Now the intersection of line BC and AD is point D.
So substitute y = x in equation of line BC we have,
$ \Rightarrow x + x = 2\sqrt 2 $
$ \Rightarrow x = \sqrt 2 $
$ \Rightarrow x = \sqrt 2 = y$
So the coordinates of point D = $\left( {\sqrt 2 ,\sqrt 2 } \right)$
Now as we know that the distance between two pints $\left( {{x_1},{y_1}} \right){\text{ and }}\left( {{x_2},{y_2}} \right)$ is given as,
$d = \sqrt {{{\left( {{x_2} - {x_1}} \right)}^2} + {{\left( {{y_2} - {y_1}} \right)}^2}} $
So the distance of OD, where O = $\left( {{x_1},{y_1}} \right)$ = (0, 0) and D = $\left( {{x_2},{y_2}} \right)$ = $\left( {\sqrt 2 ,\sqrt 2 } \right)$
So the distance OD = $\sqrt {{{\left( {\sqrt 2 - 0} \right)}^2} + {{\left( {\sqrt 2 - 0} \right)}^2}} = \sqrt {2 + 2} = \sqrt 4 = 2$
Now in triangle OBD we have,
$ \Rightarrow \tan {30^o} = \dfrac{{OD}}{{BD}}$
$ \Rightarrow \dfrac{1}{{\sqrt 3 }} = \dfrac{2}{{BD}}$
$ \Rightarrow BD = 2\sqrt 3 $
Now let the x coordinate of point B is p.
So this coordinate satisfies the equation of line BC.
So substitute we have,
 $ \Rightarrow p + y = 2\sqrt 2 $
So the y coordinate of the point B is, \[y = 2\sqrt 2 - p\] so the coordinates of point B is (p,\[\left( {2\sqrt 2 - p} \right)\])

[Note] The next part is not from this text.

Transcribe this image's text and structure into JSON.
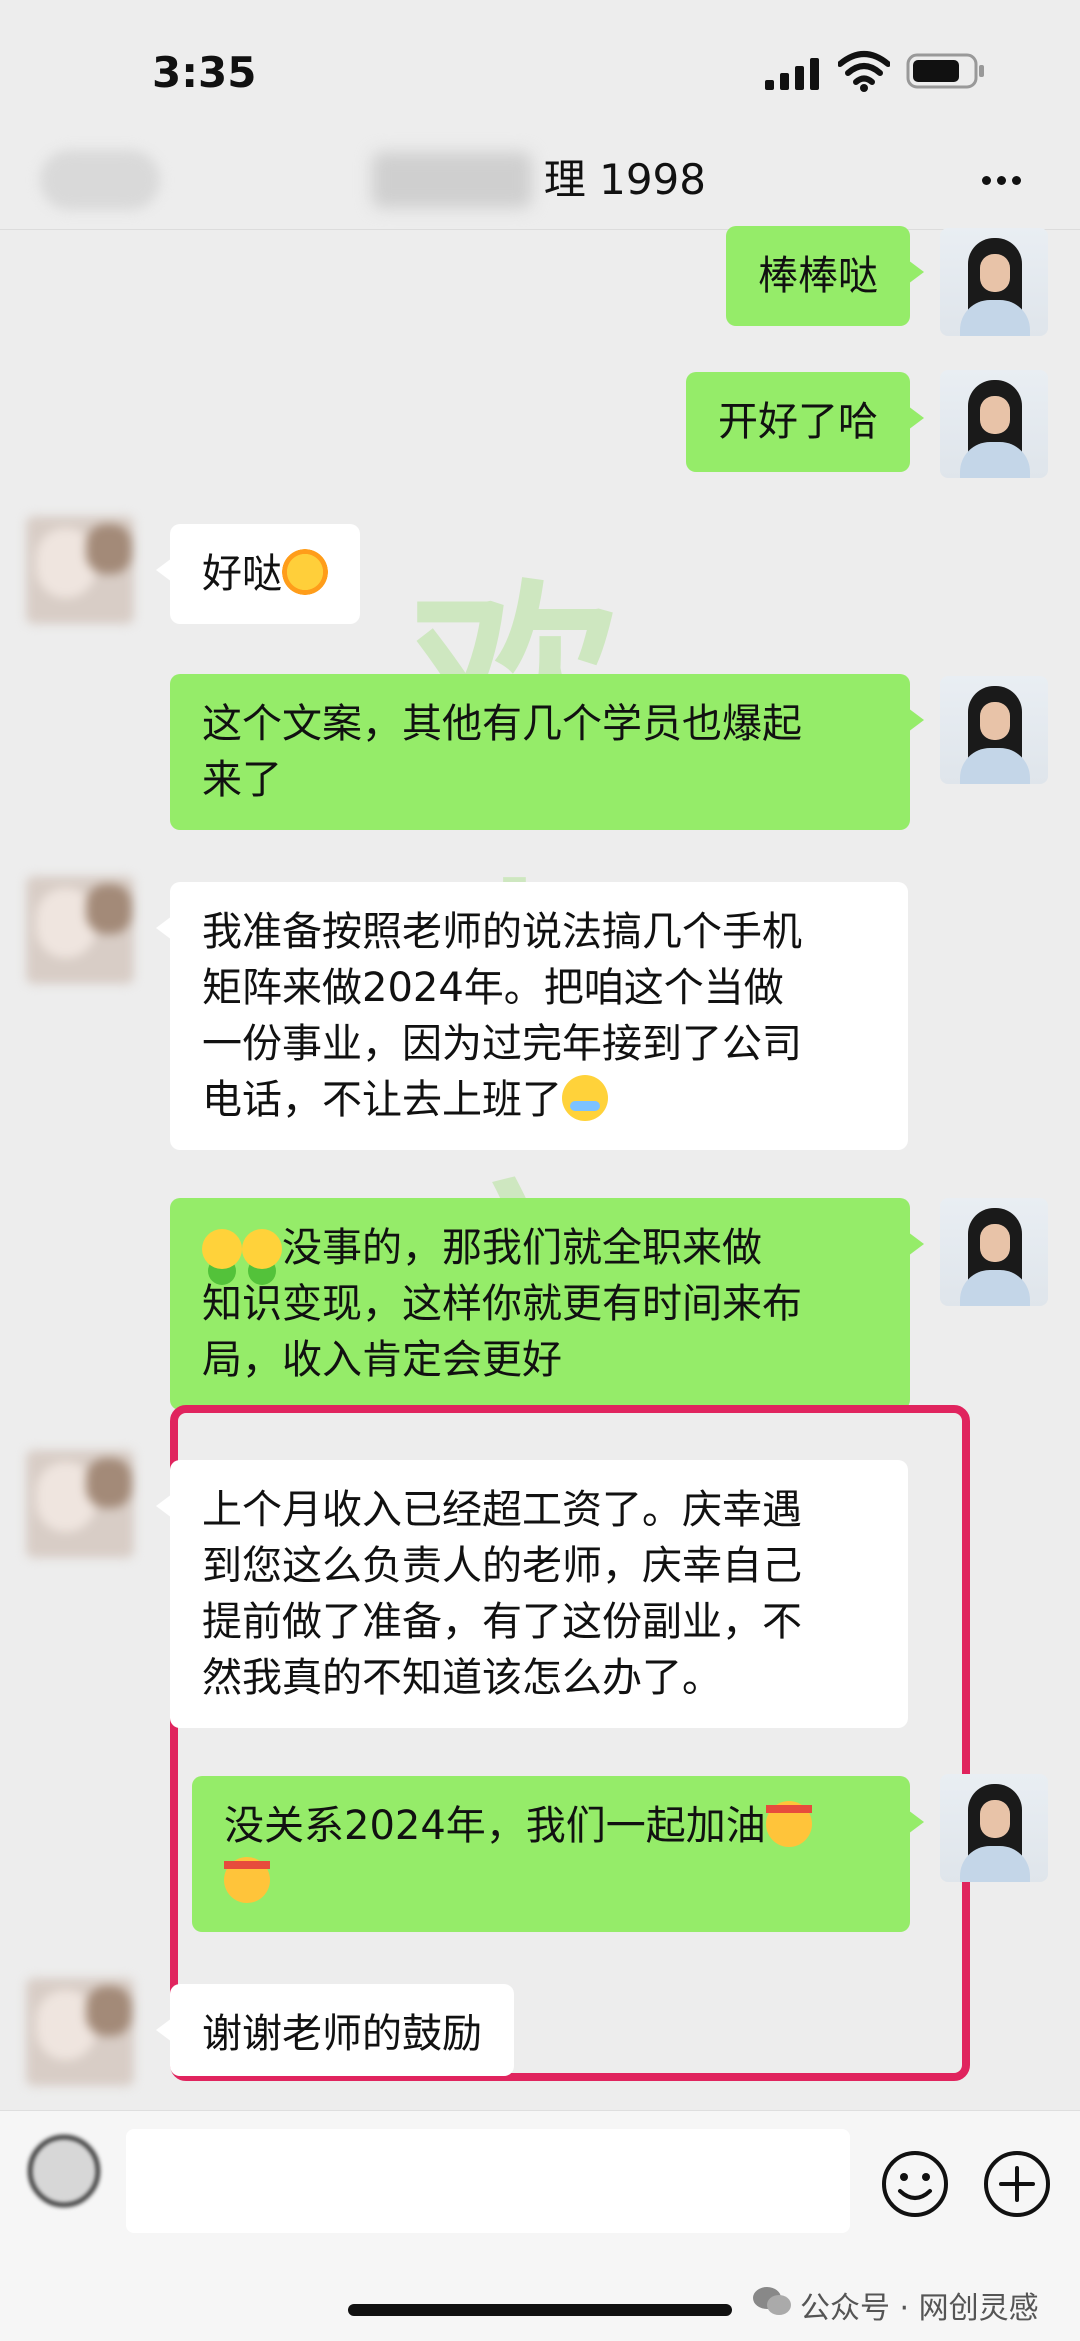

Now again use distance formula between two points this time let
B = $\left( {{x_1},{y_1}} \right)$ = (p,\[\left( {2\sqrt 2 - p} \right)\]) and D = $\left( {{x_2},{y_2}} \right)$ = $\left( {\sqrt 2 ,\sqrt 2 } \right)$
So the distance BD is
$ \Rightarrow BD = \sqrt {{{\left( {{x_2} - {x_1}} \right)}^2} + {{\left( {{y_2} - {y_1}} \right)}^2}} $
$ \Rightarrow 2\sqrt 3 = \sqrt {{{\left( {\sqrt 2 - p} \right)}^2} + {{\left( {\sqrt 2 - \left( {2\sqrt 2 - p} \right)} \right)}^2}} $
$ \Rightarrow 2\sqrt 3 = \sqrt {{{\left( {\sqrt 2 - p} \right)}^2} + {{\left( {p - \sqrt 2 } \right)}^2}} $
$ \Rightarrow 2\sqrt 3 = \sqrt {2{{\left( {\sqrt 2 - p} \right)}^2}} $
Now squaring on both sides we have,
$ \Rightarrow {\left( {2\sqrt 3 } \right)^2} = 2\left( {\sqrt 2 - p} \right)$
$ \Rightarrow 12 = 2\left( {\sqrt 2 - p} \right)$
$ \Rightarrow 6 = {\left( {\sqrt 2 - p} \right)^2}$
Now take square root on both sides we have,
$ \Rightarrow \sqrt 2 - p = \pm \sqrt 6 $
Therefore, $p = \left( {\sqrt 2 - \sqrt 6 } \right),\left( {\sqrt 2 + \sqrt 6 } \right)$
So the coordinates of B is when, p = $\left( {\sqrt 2 - \sqrt 6 } \right)$
$\left( {\sqrt 2 - \sqrt 6 } \right),\left( {2\sqrt 2 - \left( {\sqrt 2 - \sqrt 6 } \right)} \right)$ = $\left( {\sqrt 2 - \sqrt 6 } \right),\left( {\sqrt 2 + \sqrt 6 } \right)$
So the coordinates of B is when, p = $\left( {\sqrt 2 + \sqrt 6 } \right)$
$\left( {\sqrt 2 + \sqrt 6 } \right),\left( {2\sqrt 2 - \left( {\sqrt 2 + \sqrt 6 } \right)} \right)$ = $\left( {\sqrt 2 + \sqrt 6 } \right),\left( {\sqrt 2 - \sqrt 6 } \right)$
So this is the required answer.
Hence option (A) is the correct answer.

Note – Whenever we face such types of questions the key concept we have to remember is that if two lines are perpendicular to each other than the multiplication of the respective slopes is always (-1), so first find the equation of line OD then find the distance of OD as above, then in triangle OBD apply tan rule and find the distance BD as above, then assume any variable be the x coordinate of point B, then substitute this value in line BC and find the y coordinate of point B, then apply distance formula between point B and D as above and simplify we will get the required coordinate of B.